This work focuses on how to build a fast and efficient accelerated network server for data centers, in order to enable direct networking from the accelerators in the system by offloading the data and control planes onto a SmartNIC.
Recently, there is a trend where more and more AI applications are being used. As a response, major cloud providers have already deployed many accelerators in their data centers, e.g. FPGAs in Microsoft Azure, GPUs are used in the Elastic Inference in Amazon clouds, TPUs in Google AutoML, and more.
If you look on these servers’ architecture, you will find out that they all are using the traditional host-centric architecture, where the CPU manages all the peripheral devices in the system, especially the accelerators. As an example, in the NVIDIA DGX-1 server, which is the first server used for AI purpose, there are 8 Tesla GPU cards, but in order to drive these accelerators they use 40 CPU Xeon cores.
The CPU in these servers are used for 2 purposes; managing the accelerators and network I/O tasks, which are inherently I/O- and control-bound. As a result, using Xeon cores for such tasks is definitely possible, but also wasteful. These tasks don’t require the full power of super scalar, out of order X86 CPU architecture to achieve high performance. Instead, we can exploit these cores by running a latency-sensitive workloads, such as memcached.
Programable peripheral devices, such as SmartNICs are becoming widely used in research, and also in industry. Therefore, our hypothesis is to use the SmartNIC as an accelerator manager in the system, and to free the CPU to run more suitable tasks. In this work, instead of using the traditional host-centric architecture, we use the accelerator-centric architecture in order to bypass the CPU when the accelerator needs to receive and send data to the network.

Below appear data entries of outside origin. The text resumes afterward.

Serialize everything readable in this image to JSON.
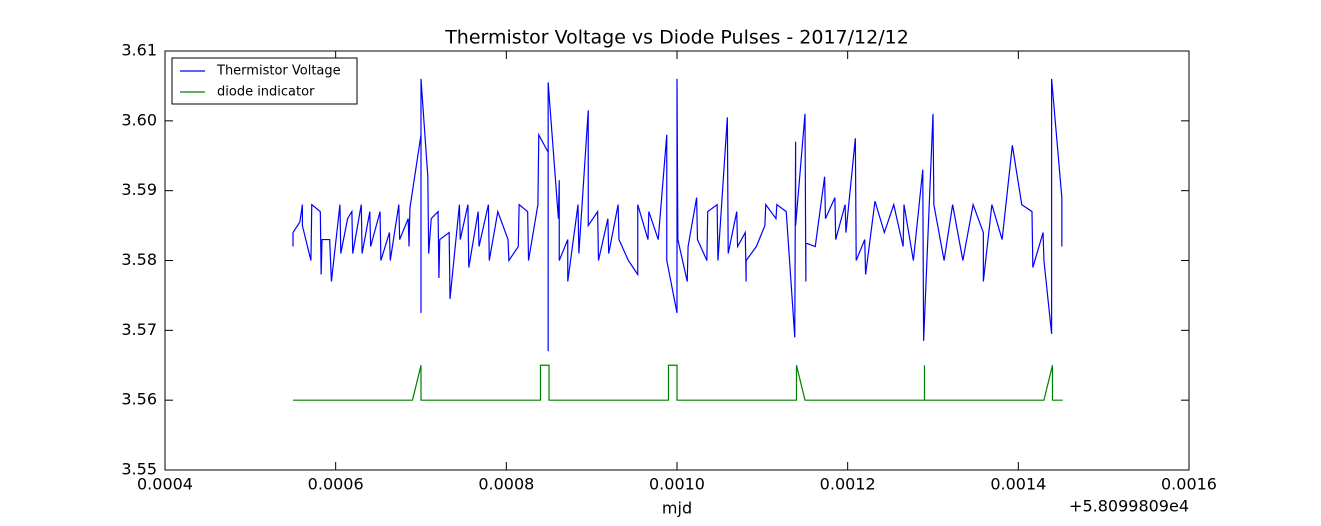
{
  "chart_data": {
    "type": "line",
    "title": "Thermistor Voltage vs Diode Pulses - 2017/12/12",
    "x_label": "mjd",
    "x_offset_label": "+5.8099809e4",
    "xlim": [
      0.0004,
      0.0016
    ],
    "xticks": [
      0.0004,
      0.0006,
      0.0008,
      {
        "value": 0.001,
        "label": "0.0010"
      },
      0.0012,
      0.0014,
      0.0016
    ],
    "ylim": [
      3.55,
      3.61
    ],
    "yticks": [
      3.55,
      3.56,
      3.57,
      3.58,
      3.59,
      {
        "value": 3.6,
        "label": "3.60"
      },
      3.61
    ],
    "legend": "upper left",
    "series": [
      {
        "name": "Thermistor Voltage",
        "color": "#0000ff",
        "x": [
          0.00055,
          0.00055,
          0.000558,
          0.000561,
          0.000561,
          0.000571,
          0.000572,
          0.000582,
          0.000583,
          0.000584,
          0.000593,
          0.000595,
          0.000605,
          0.000606,
          0.000614,
          0.000619,
          0.00062,
          0.00063,
          0.000631,
          0.00064,
          0.000641,
          0.000652,
          0.000653,
          0.000663,
          0.000664,
          0.000674,
          0.000675,
          0.000685,
          0.000686,
          0.000687,
          0.0007,
          0.0007,
          0.0007,
          0.000708,
          0.000709,
          0.000712,
          0.00072,
          0.000721,
          0.000722,
          0.000733,
          0.000734,
          0.000745,
          0.000746,
          0.000755,
          0.000756,
          0.000767,
          0.000768,
          0.000779,
          0.00078,
          0.00079,
          0.000802,
          0.000803,
          0.000814,
          0.000815,
          0.000825,
          0.000826,
          0.000837,
          0.000838,
          0.000849,
          0.000849,
          0.000849,
          0.000861,
          0.000862,
          0.000862,
          0.000872,
          0.000872,
          0.000884,
          0.000885,
          0.000896,
          0.000896,
          0.000907,
          0.000908,
          0.000919,
          0.00092,
          0.000931,
          0.000932,
          0.000943,
          0.000954,
          0.000954,
          0.000966,
          0.000967,
          0.000978,
          0.000988,
          0.000988,
          0.001,
          0.001,
          0.001001,
          0.001012,
          0.001013,
          0.001023,
          0.001024,
          0.001035,
          0.001036,
          0.001047,
          0.001048,
          0.001059,
          0.00106,
          0.00107,
          0.001071,
          0.00108,
          0.001081,
          0.001081,
          0.001093,
          0.001103,
          0.001104,
          0.001116,
          0.001117,
          0.001128,
          0.001138,
          0.001139,
          0.001139,
          0.00115,
          0.001151,
          0.001151,
          0.001162,
          0.001173,
          0.001174,
          0.001185,
          0.001186,
          0.001197,
          0.001198,
          0.001209,
          0.00121,
          0.00122,
          0.001221,
          0.001232,
          0.001243,
          0.001254,
          0.001265,
          0.001266,
          0.001277,
          0.001288,
          0.001289,
          0.0013,
          0.001301,
          0.001313,
          0.001323,
          0.001335,
          0.001347,
          0.001359,
          0.001359,
          0.001369,
          0.001381,
          0.001393,
          0.001404,
          0.001416,
          0.001417,
          0.001429,
          0.00143,
          0.001439,
          0.001439,
          0.001451,
          0.001451
        ],
        "values": [
          3.582,
          3.584,
          3.5855,
          3.588,
          3.585,
          3.58,
          3.588,
          3.587,
          3.578,
          3.583,
          3.583,
          3.577,
          3.588,
          3.581,
          3.586,
          3.587,
          3.581,
          3.588,
          3.581,
          3.587,
          3.582,
          3.587,
          3.58,
          3.584,
          3.58,
          3.588,
          3.583,
          3.586,
          3.582,
          3.5875,
          3.598,
          3.5725,
          3.606,
          3.592,
          3.581,
          3.586,
          3.587,
          3.5775,
          3.583,
          3.584,
          3.5745,
          3.588,
          3.583,
          3.588,
          3.579,
          3.587,
          3.582,
          3.588,
          3.58,
          3.587,
          3.583,
          3.58,
          3.582,
          3.588,
          3.587,
          3.58,
          3.588,
          3.598,
          3.5955,
          3.567,
          3.6055,
          3.586,
          3.5915,
          3.58,
          3.583,
          3.577,
          3.588,
          3.581,
          3.6015,
          3.585,
          3.587,
          3.58,
          3.586,
          3.581,
          3.588,
          3.583,
          3.58,
          3.578,
          3.588,
          3.583,
          3.587,
          3.583,
          3.598,
          3.58,
          3.5725,
          3.606,
          3.583,
          3.577,
          3.582,
          3.589,
          3.583,
          3.58,
          3.587,
          3.588,
          3.58,
          3.6005,
          3.581,
          3.587,
          3.582,
          3.584,
          3.577,
          3.58,
          3.582,
          3.585,
          3.588,
          3.586,
          3.588,
          3.587,
          3.569,
          3.597,
          3.585,
          3.601,
          3.577,
          3.5825,
          3.582,
          3.592,
          3.586,
          3.589,
          3.583,
          3.588,
          3.584,
          3.5975,
          3.58,
          3.583,
          3.578,
          3.5885,
          3.584,
          3.588,
          3.582,
          3.588,
          3.58,
          3.593,
          3.5685,
          3.601,
          3.588,
          3.58,
          3.588,
          3.58,
          3.588,
          3.584,
          3.577,
          3.588,
          3.583,
          3.5965,
          3.588,
          3.587,
          3.579,
          3.584,
          3.58,
          3.5695,
          3.606,
          3.589,
          3.582
        ]
      },
      {
        "name": "diode indicator",
        "color": "#008000",
        "x": [
          0.00055,
          0.00069,
          0.0007,
          0.0007,
          0.00084,
          0.00084,
          0.00085,
          0.00085,
          0.00099,
          0.00099,
          0.001,
          0.001,
          0.00114,
          0.00114,
          0.00115,
          0.00129,
          0.00129,
          0.00129,
          0.00143,
          0.00144,
          0.00144,
          0.001452
        ],
        "values": [
          3.56,
          3.56,
          3.565,
          3.56,
          3.56,
          3.565,
          3.565,
          3.56,
          3.56,
          3.565,
          3.565,
          3.56,
          3.56,
          3.565,
          3.56,
          3.56,
          3.565,
          3.56,
          3.56,
          3.565,
          3.56,
          3.56
        ]
      }
    ]
  }
}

In this work, we are using the integrated RDMA accelerator in the SmartNIC in order to create one-sided RDMA channels between the accelerators and the SmartNIC. And by doing that, we can create a request-response queues in the accelerator memory, manage them on the SmartNIC, and allow them to send and receive data from the network.
Lynx doesn’t require installing the accelerator’s driver on the SmartNIC, therefore it is portable for all accelerators that have the ability to expose their memory over PCIe. Also, Lynx supports UDP and TCP transport protocols, which are important in order to be able to integrate Lynx in the clouds, where most of the workloads are using UDP and TCP. Thanks for using RDMA internally – between the SmartNIC and the accelerator – Lynx is also scalable and can access remote accelerators that reside on a remote physical machines.
Lynx was implemented on the Mellanox Bluefield which is an ARM-based SmatrNIC. In addition, a partial implementation on Mellanox Innova, an FPGA-based SmartNIC. We used 2 different types of accelerators; NVIDIA GPUs and the Intel Visual Computer Accelerator (VCA).
Integrating new accelerators with Lynx is very simple, all what we need to do is to implement a light-weight library on the accelerator side in order to manage the message queues in the accelerator memory.
LeNet is a DNN used for recognition hand-written digits. LeNet was developed using TensorFlow, optimized by using the state-of-the-art TVM compiler for neural networks. LeNet runs only on the GPU without any code running on the CPU (neither on the SmartNIC).
For LeNet, using Lynx on BlueField outperforms the host-centric architecture. Lynx achieves 25% more throughput (almost achieving the max theoretical throughput) and 20% less latency comparing to the host-centric architecture. All this while using ARM cores (on the smartNIC). When running Lynx on Xeon core, for comparison purpose, we saw that Lynx on BlueField can achieve the same throughput with a negligible latency overhead when comparing to running Lynx on Xeon core.
For compute bound applications, Lynx can scale linearly, until reaching the network processing bottleneck. And this is true for both local and remote accelerators.
Recently, in the GTC 2020 conference, NVIDIA has announced the new DPU (Data Processing Unit). A DPU is a system on a chip, or SOC, that combines an industry standard, high-performance, software programmable, multi-core CPU, typically based on the widely-used Arm architecture, tightly coupled to the other SOC components.
Quoting from NVIDIA blog: “The CPU is for general purpose computing, the GPU is for accelerated computing and the DPU, which moves data around the data center, does data processing.” – And this is exactly the idea behind Lynx, isn’t it?